For geometric series: \( p = \frac{1}{3p} \).

\[ p^2 = \frac{1}{3} \]

\[ p = \pm \sqrt{\frac{1}{3}} = \pm \frac{1}{\sqrt{3}} \]

(ii) Find \( x \) given \( p > 0 \) and \( s_\infty = 3 + \sqrt{3} \):

Since \( p > 0 \), use \( p = \frac{1}{\sqrt{3}} \). The series is geometric with first term \( \ln x \) and common ratio \( p = \frac{1}{\sqrt{3}} \).

Sum to infinity: \( s_\infty = \frac{a}{1 – r} = \frac{\ln x}{1 – \frac{1}{\sqrt{3}}} \).

\[ 1 – \frac{1}{\sqrt{3}} = \frac{\sqrt{3} – 1}{\sqrt{3}} \]

\[ s_\infty = \frac{\ln x}{\frac{\sqrt{3} – 1}{\sqrt{3}}} = \frac{\sqrt{3} \ln x}{\sqrt{3} – 1} \]

Given \( s_\infty = 3 + \sqrt{3} \):

\[ \frac{\sqrt{3} \ln x}{\sqrt{3} – 1} = 3 + \sqrt{3} \]

\[ \ln x = \frac{(3 + \sqrt{3})(\sqrt{3} – 1)}{\sqrt{3}} = \frac{3\sqrt{3} – 3 + 3 – \sqrt{3}}{\sqrt{3}} = \frac{2\sqrt{3}}{\sqrt{3}} = 2 \]

\[ x = e^2 \]

Answer: \( x = e^2 \)

(i) Show \( p = \frac{2}{3} \):

For an arithmetic series, the difference between consecutive terms is constant. Terms: \( \ln x, p \ln x, \frac{1}{3} \ln x \).

Common difference \( d \): \( p \ln x – \ln x = (p – 1) \ln x \), and \( \frac{1}{3} \ln x – p \ln x = \left( \frac{1}{3} – p \right) \ln x \).

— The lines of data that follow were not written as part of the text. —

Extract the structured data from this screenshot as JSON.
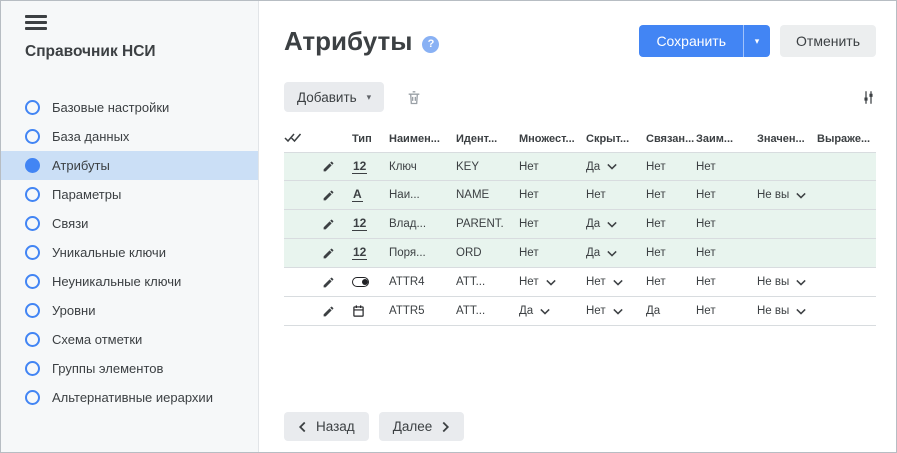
{
  "colors": {
    "accent_blue": "#4285f4",
    "selected_item_bg": "#cbdff6",
    "row_highlight_green": "#e8f4ee"
  },
  "sidebar": {
    "title": "Справочник НСИ",
    "items": [
      {
        "label": "Базовые настройки",
        "selected": false
      },
      {
        "label": "База данных",
        "selected": false
      },
      {
        "label": "Атрибуты",
        "selected": true
      },
      {
        "label": "Параметры",
        "selected": false
      },
      {
        "label": "Связи",
        "selected": false
      },
      {
        "label": "Уникальные ключи",
        "selected": false
      },
      {
        "label": "Неуникальные ключи",
        "selected": false
      },
      {
        "label": "Уровни",
        "selected": false
      },
      {
        "label": "Схема отметки",
        "selected": false
      },
      {
        "label": "Группы элементов",
        "selected": false
      },
      {
        "label": "Альтернативные иерархии",
        "selected": false
      }
    ]
  },
  "header": {
    "title": "Атрибуты",
    "save_label": "Сохранить",
    "cancel_label": "Отменить"
  },
  "toolbar": {
    "add_label": "Добавить"
  },
  "icons": {
    "help_glyph": "?",
    "caret_down": "▾"
  },
  "table": {
    "columns": [
      {
        "key": "select",
        "label": ""
      },
      {
        "key": "edit",
        "label": ""
      },
      {
        "key": "type",
        "label": "Тип"
      },
      {
        "key": "name",
        "label": "Наимен..."
      },
      {
        "key": "identifier",
        "label": "Идент..."
      },
      {
        "key": "multiple",
        "label": "Множест..."
      },
      {
        "key": "hidden",
        "label": "Скрыт..."
      },
      {
        "key": "linked",
        "label": "Связан..."
      },
      {
        "key": "borrowed",
        "label": "Заим..."
      },
      {
        "key": "value",
        "label": "Значен..."
      },
      {
        "key": "expression",
        "label": "Выраже..."
      }
    ],
    "rows": [
      {
        "highlight": true,
        "type_kind": "number",
        "type_glyph": "12",
        "name": "Ключ",
        "identifier": "KEY",
        "multiple": "Нет",
        "multiple_dropdown": false,
        "hidden": "Да",
        "hidden_dropdown": true,
        "linked": "Нет",
        "borrowed": "Нет",
        "value": "",
        "value_dropdown": false,
        "expression": ""
      },
      {
        "highlight": true,
        "type_kind": "text",
        "type_glyph": "A",
        "name": "Наи...",
        "identifier": "NAME",
        "multiple": "Нет",
        "multiple_dropdown": false,
        "hidden": "Нет",
        "hidden_dropdown": false,
        "linked": "Нет",
        "borrowed": "Нет",
        "value": "Не вы",
        "value_dropdown": true,
        "expression": ""
      },
      {
        "highlight": true,
        "type_kind": "number",
        "type_glyph": "12",
        "name": "Влад...",
        "identifier": "PARENT.",
        "multiple": "Нет",
        "multiple_dropdown": false,
        "hidden": "Да",
        "hidden_dropdown": true,
        "linked": "Нет",
        "borrowed": "Нет",
        "value": "",
        "value_dropdown": false,
        "expression": ""
      },
      {
        "highlight": true,
        "type_kind": "number",
        "type_glyph": "12",
        "name": "Поря...",
        "identifier": "ORD",
        "multiple": "Нет",
        "multiple_dropdown": false,
        "hidden": "Да",
        "hidden_dropdown": true,
        "linked": "Нет",
        "borrowed": "Нет",
        "value": "",
        "value_dropdown": false,
        "expression": ""
      },
      {
        "highlight": false,
        "type_kind": "boolean",
        "type_glyph": "",
        "name": "ATTR4",
        "identifier": "ATT...",
        "multiple": "Нет",
        "multiple_dropdown": true,
        "hidden": "Нет",
        "hidden_dropdown": true,
        "linked": "Нет",
        "borrowed": "Нет",
        "value": "Не вы",
        "value_dropdown": true,
        "expression": ""
      },
      {
        "highlight": false,
        "type_kind": "date",
        "type_glyph": "",
        "name": "ATTR5",
        "identifier": "ATT...",
        "multiple": "Да",
        "multiple_dropdown": true,
        "hidden": "Нет",
        "hidden_dropdown": true,
        "linked": "Да",
        "borrowed": "Нет",
        "value": "Не вы",
        "value_dropdown": true,
        "expression": ""
      }
    ]
  },
  "footer": {
    "back_label": "Назад",
    "next_label": "Далее"
  }
}
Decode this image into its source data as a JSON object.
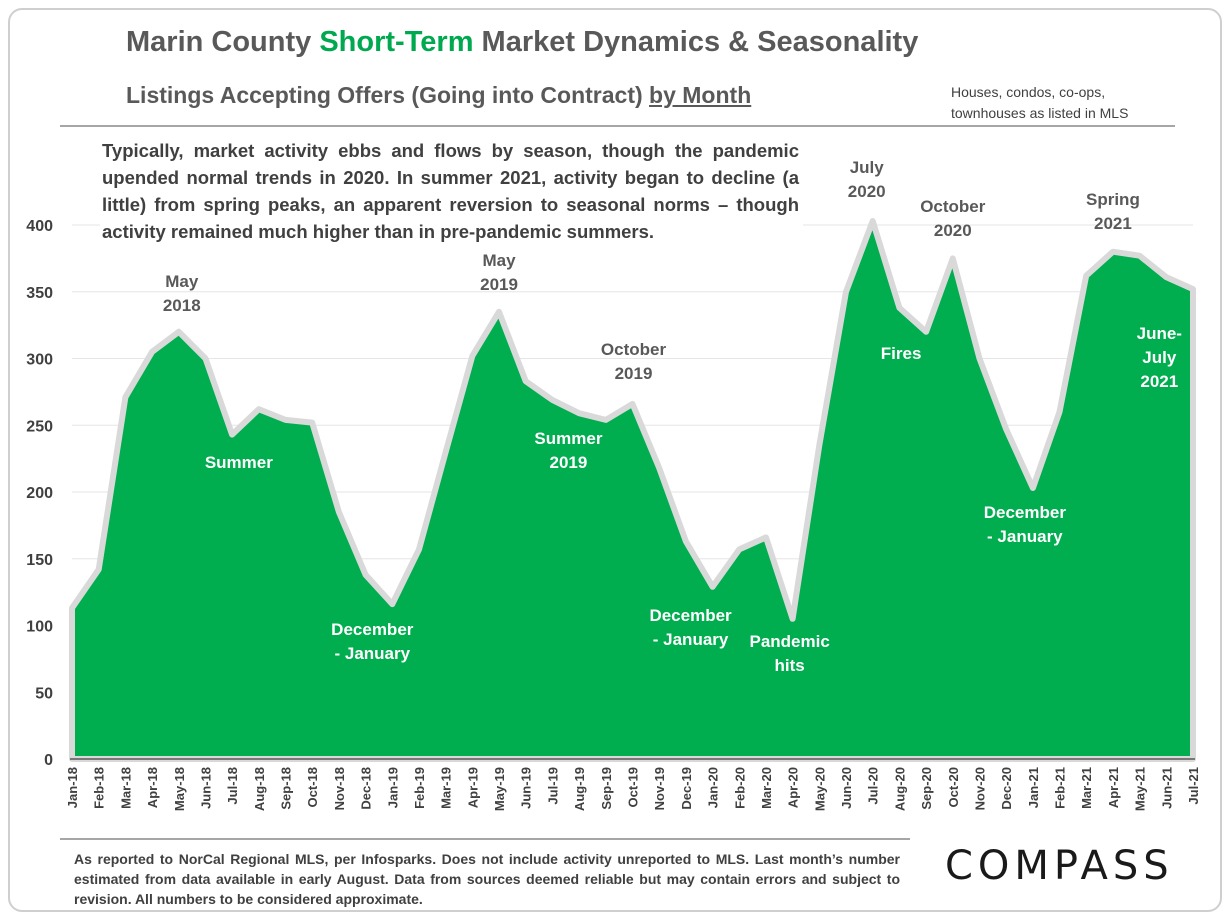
{
  "header": {
    "title_prefix": "Marin County ",
    "title_accent": "Short-Term",
    "title_suffix": " Market Dynamics & Seasonality",
    "subtitle_prefix": "Listings Accepting Offers (Going into Contract) ",
    "subtitle_underlined": "by Month",
    "note_line1": "Houses, condos, co-ops,",
    "note_line2": "townhouses as listed in MLS"
  },
  "description": "Typically, market activity ebbs and flows by season, though the pandemic upended normal trends in 2020. In summer 2021, activity began to decline (a little) from spring peaks, an apparent reversion to seasonal norms – though activity remained much higher than in pre-pandemic summers.",
  "footer": "As reported to NorCal Regional MLS, per Infosparks. Does not include activity unreported to MLS. Last month’s number estimated from data available in early August. Data from sources deemed reliable but may contain errors and subject to revision.  All numbers to be considered approximate.",
  "logo": "COMPASS",
  "colors": {
    "area": "#00ad4f",
    "outline": "#d9d9d9",
    "accent": "#00a84f",
    "text": "#595959"
  },
  "chart_data": {
    "type": "area",
    "x": [
      "Jan-18",
      "Feb-18",
      "Mar-18",
      "Apr-18",
      "May-18",
      "Jun-18",
      "Jul-18",
      "Aug-18",
      "Sep-18",
      "Oct-18",
      "Nov-18",
      "Dec-18",
      "Jan-19",
      "Feb-19",
      "Mar-19",
      "Apr-19",
      "May-19",
      "Jun-19",
      "Jul-19",
      "Aug-19",
      "Sep-19",
      "Oct-19",
      "Nov-19",
      "Dec-19",
      "Jan-20",
      "Feb-20",
      "Mar-20",
      "Apr-20",
      "May-20",
      "Jun-20",
      "Jul-20",
      "Aug-20",
      "Sep-20",
      "Oct-20",
      "Nov-20",
      "Dec-20",
      "Jan-21",
      "Feb-21",
      "Mar-21",
      "Apr-21",
      "May-21",
      "Jun-21",
      "Jul-21"
    ],
    "values": [
      113,
      142,
      271,
      305,
      320,
      300,
      243,
      262,
      254,
      252,
      185,
      138,
      116,
      157,
      230,
      302,
      335,
      283,
      269,
      259,
      254,
      266,
      218,
      163,
      129,
      157,
      166,
      105,
      235,
      350,
      403,
      338,
      320,
      375,
      300,
      247,
      203,
      260,
      362,
      380,
      377,
      361,
      352
    ],
    "ylim": [
      0,
      400
    ],
    "yticks": [
      0,
      50,
      100,
      150,
      200,
      250,
      300,
      350,
      400
    ],
    "grid": true,
    "annotations": [
      {
        "lines": [
          "May",
          "2018"
        ],
        "color": "#595959",
        "at": "May-18"
      },
      {
        "lines": [
          "Summer"
        ],
        "color": "#ffffff",
        "at": "Aug-18"
      },
      {
        "lines": [
          "December",
          "- January"
        ],
        "color": "#ffffff",
        "at": "Jan-19"
      },
      {
        "lines": [
          "May",
          "2019"
        ],
        "color": "#595959",
        "at": "May-19"
      },
      {
        "lines": [
          "Summer",
          "2019"
        ],
        "color": "#ffffff",
        "at": "Jul-19"
      },
      {
        "lines": [
          "October",
          "2019"
        ],
        "color": "#595959",
        "at": "Oct-19"
      },
      {
        "lines": [
          "December",
          "- January"
        ],
        "color": "#ffffff",
        "at": "Jan-20"
      },
      {
        "lines": [
          "Pandemic",
          "hits"
        ],
        "color": "#ffffff",
        "at": "Apr-20"
      },
      {
        "lines": [
          "July",
          "2020"
        ],
        "color": "#595959",
        "at": "Jul-20"
      },
      {
        "lines": [
          "Fires"
        ],
        "color": "#ffffff",
        "at": "Sep-20"
      },
      {
        "lines": [
          "October",
          "2020"
        ],
        "color": "#595959",
        "at": "Oct-20"
      },
      {
        "lines": [
          "December",
          "- January"
        ],
        "color": "#ffffff",
        "at": "Jan-21"
      },
      {
        "lines": [
          "Spring",
          "2021"
        ],
        "color": "#595959",
        "at": "Apr-21"
      },
      {
        "lines": [
          "June-",
          "July",
          "2021"
        ],
        "color": "#ffffff",
        "at": "Jun-21"
      }
    ]
  }
}
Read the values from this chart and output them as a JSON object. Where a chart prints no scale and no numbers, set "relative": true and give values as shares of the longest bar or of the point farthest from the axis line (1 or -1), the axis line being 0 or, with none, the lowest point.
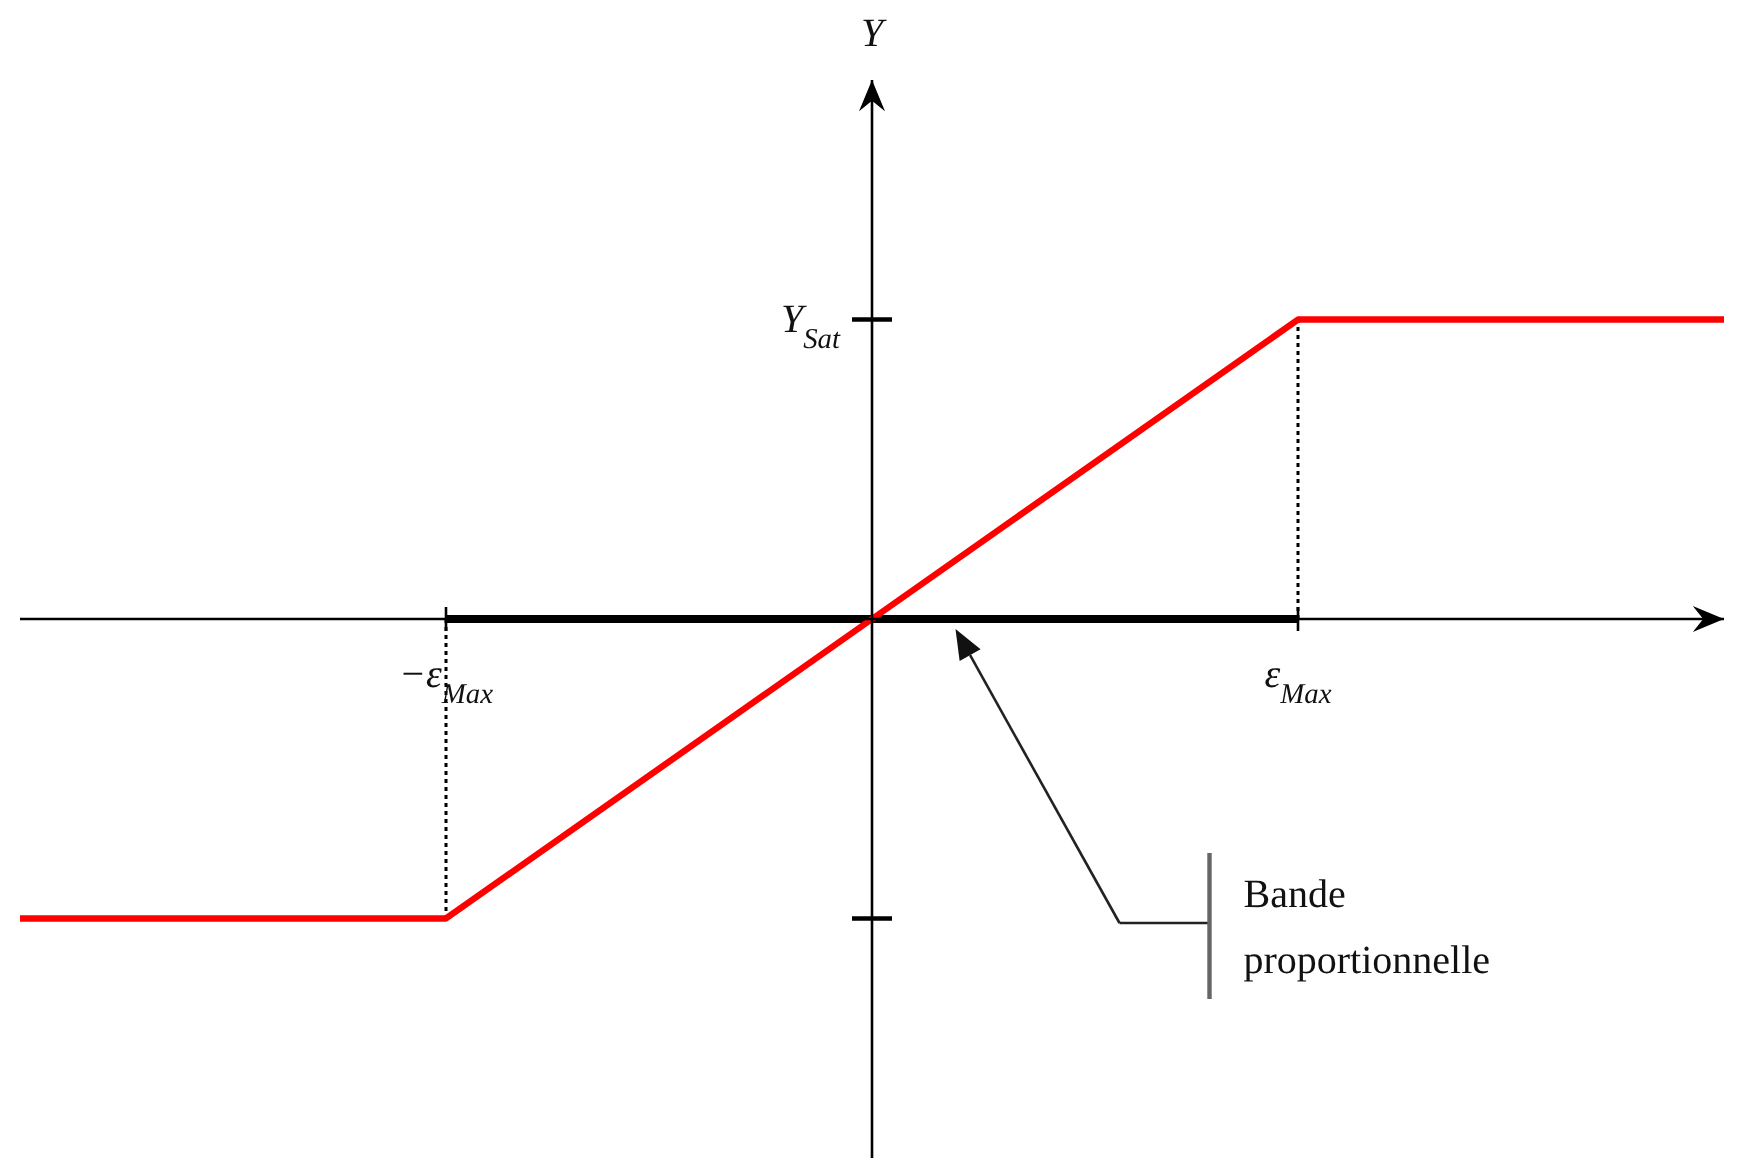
{
  "chart_data": {
    "type": "line",
    "relative": true,
    "categories": [
      null,
      "−ε$_{Max}$",
      null,
      "ε$_{Max}$",
      null
    ],
    "series": [
      {
        "color": "#000000",
        "values": [
          null,
          0,
          0,
          0,
          null
        ]
      },
      {
        "color": "#ff0000",
        "values": [
          -1,
          -1,
          0,
          1,
          1
        ]
      }
    ],
    "ref_lines": [
      {
        "axis": "x",
        "value": "−ε$_{Max}$",
        "color": "#000000",
        "line_style": "dotted"
      },
      {
        "axis": "x",
        "value": "ε$_{Max}$",
        "color": "#000000",
        "line_style": "dotted"
      }
    ],
    "annotations": [
      "Y",
      "Y$_{Sat}$",
      "Bande proportionnelle"
    ]
  }
}
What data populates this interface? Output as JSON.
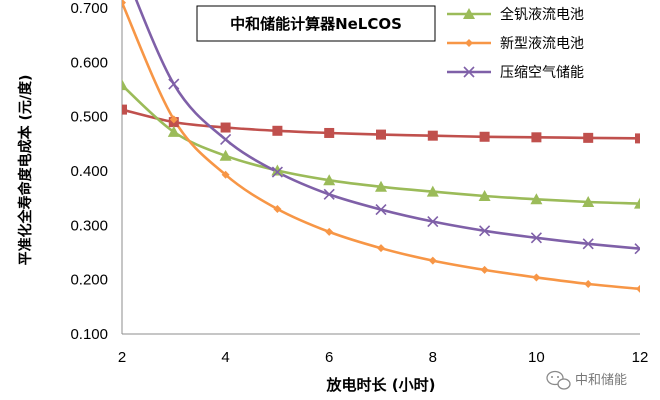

\[ (p – 1) \ln x = \left( \frac{1}{3} – p \right) \ln x \]

Since \( \ln x \neq 0 \), divide by \( \ln x \):

\[ p – 1 = \frac{1}{3} – p \]

\[ 2p = \frac{4}{3} \]

\[ p = \frac{2}{3} \]

(ii) Write \( d \) in the form \( k \ln x \):

Using \( p = \frac{2}{3} \), common difference: \( d = (p – 1) \ln x = \left( \frac{2}{3} – 1 \right) \ln x = -\frac{1}{3} \ln x \).

\[ d = k \ln x, \quad k = -\frac{1}{3} \]

Answer: \( d = -\frac{1}{3} \ln x \)

(iii) Find \( n \) given sum is \( -3 \ln x \):

Arithmetic series with first term \( a = \ln x \), common difference \( d = -\frac{1}{3} \ln x \). Sum of first \( n \) terms:

\[ s_n = \frac{n}{2} [2a + (n – 1)d] \]

\[ = \frac{n}{2} \left[ 2 \ln x + (n – 1) \left( -\frac{1}{3} \ln x \right) \right] \]

\[ = \frac{n}{2} \ln x \left[ 2 – \frac{n – 1}{3} \right] = \ln x \cdot \frac{n}{2} \cdot \frac{6 – (n – 1)}{3} = \ln x \cdot \frac{n (7 – n)}{6} \]

Given \( s_n = -3 \ln x \):

\[ \frac{n (7 – n)}{6} \ln x = -3 \ln x \]

Divide by \( \ln x \):

\[ \frac{n (7 – n)}{6} = -3 \]

\[ n (7 – n) = -18 \]

\[ n^2 – 7n – 18 = 0 \]

Solve: Discriminant \( \Delta = (-7)^2 – 4 \cdot 1 \cdot (-18) = 49 + 72 = 121 \).

\[ n = \frac{7 \pm \sqrt{121}}{2} = \frac{7 \pm 11}{2} \]

\[ n = 9 \text{ or } n = -2 \]

Since \( n \) is a positive integer (number of terms), \( n = 9 \).

Answer: \( n = 9 \)